I would like to find the area under the curve of $\frac{\sin(ax/2)}{\sin(x/2)}$, namely between the first zero crossing on the left and right:
$$ \int_{-\frac{2\pi}{a}}^{\frac{2\pi}{a}} \frac{\sin(\frac{ax}{2})}{\sin(\frac{x}{2})} $$
I realized from Wolfram Alpha that this was not a simple solution, so I was wondering if there is a good approximation for the area. For my application, $a$ is usually over $10000$.
Thank you for any advice and suggestions.

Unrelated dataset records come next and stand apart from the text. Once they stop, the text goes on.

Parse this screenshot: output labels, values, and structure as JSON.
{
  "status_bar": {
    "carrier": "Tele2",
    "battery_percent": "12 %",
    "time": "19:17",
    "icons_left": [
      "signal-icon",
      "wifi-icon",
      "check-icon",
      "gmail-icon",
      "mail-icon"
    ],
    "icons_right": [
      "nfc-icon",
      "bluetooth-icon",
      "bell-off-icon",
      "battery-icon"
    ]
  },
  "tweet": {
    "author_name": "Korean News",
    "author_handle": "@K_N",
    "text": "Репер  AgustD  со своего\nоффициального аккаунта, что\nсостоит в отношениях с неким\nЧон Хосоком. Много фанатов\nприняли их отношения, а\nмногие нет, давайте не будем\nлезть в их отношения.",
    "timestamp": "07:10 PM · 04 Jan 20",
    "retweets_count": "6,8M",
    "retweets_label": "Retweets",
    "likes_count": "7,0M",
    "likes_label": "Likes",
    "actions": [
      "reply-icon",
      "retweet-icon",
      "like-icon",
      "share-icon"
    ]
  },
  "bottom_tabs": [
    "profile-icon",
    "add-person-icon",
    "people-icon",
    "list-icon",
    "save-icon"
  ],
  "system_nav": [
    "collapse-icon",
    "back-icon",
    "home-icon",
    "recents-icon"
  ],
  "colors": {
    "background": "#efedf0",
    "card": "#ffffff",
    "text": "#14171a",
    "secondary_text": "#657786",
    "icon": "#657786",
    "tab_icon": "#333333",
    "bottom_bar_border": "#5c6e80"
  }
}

Using symmetry and the change of variable $x=2\,t$ we have $$ \int_{-\frac{2\pi}{a}}^{\frac{2\pi}{a}} \frac{\sin(\frac{ax}{2})}{\sin(\frac{x}{2})}\,dx= 4\int_0^{\pi/a} \frac{\sin(a\,x)}{\sin x}\,dx. $$ If $a>2$ then $$ \frac{a}{\pi}\,\Bigl(\sin\frac{\pi}{a}\Bigr)\,x\le\sin x\le x\quad 0\le x\le\frac{\pi}{a} $$ and $$ \int_0^{\pi/a}\frac{\sin(a\,x)}{x}\,dx\le\int_0^{\pi/a}\frac{\sin(a\,x)}{\sin x}\,dx\le\frac{\pi}{a}\,\csc\frac{\pi}{a}\int_0^{\pi/a}\frac{\sin(a\,x)}{x}\,dx. $$ Finally we get $$ \int_0^{\pi}\frac{\sin x}{x}\,dx\le\int_0^{\pi/a}\frac{\sin(a\,x)}{\sin x}\,dx\le\frac{\pi}{a}\,\csc\frac{\pi}{a}\int_0^{\pi}\frac{\sin x}{x}\,dx. $$ For $a$ large $$ 1\le\frac{\pi}{a}\,\csc\frac{\pi}{a}\le1+\frac16\,\frac{\pi^2}{a^2}. $$ Thus $$ 0\le\int_0^{\pi/a}\frac{\sin(a\,x)}{\sin x}\,dx-\int_0^{\pi}\frac{\sin x}{x}\,dx\le\frac16\,\frac{\pi^2}{a^2}\int_0^{\pi}\frac{\sin x}{x}\,dx. $$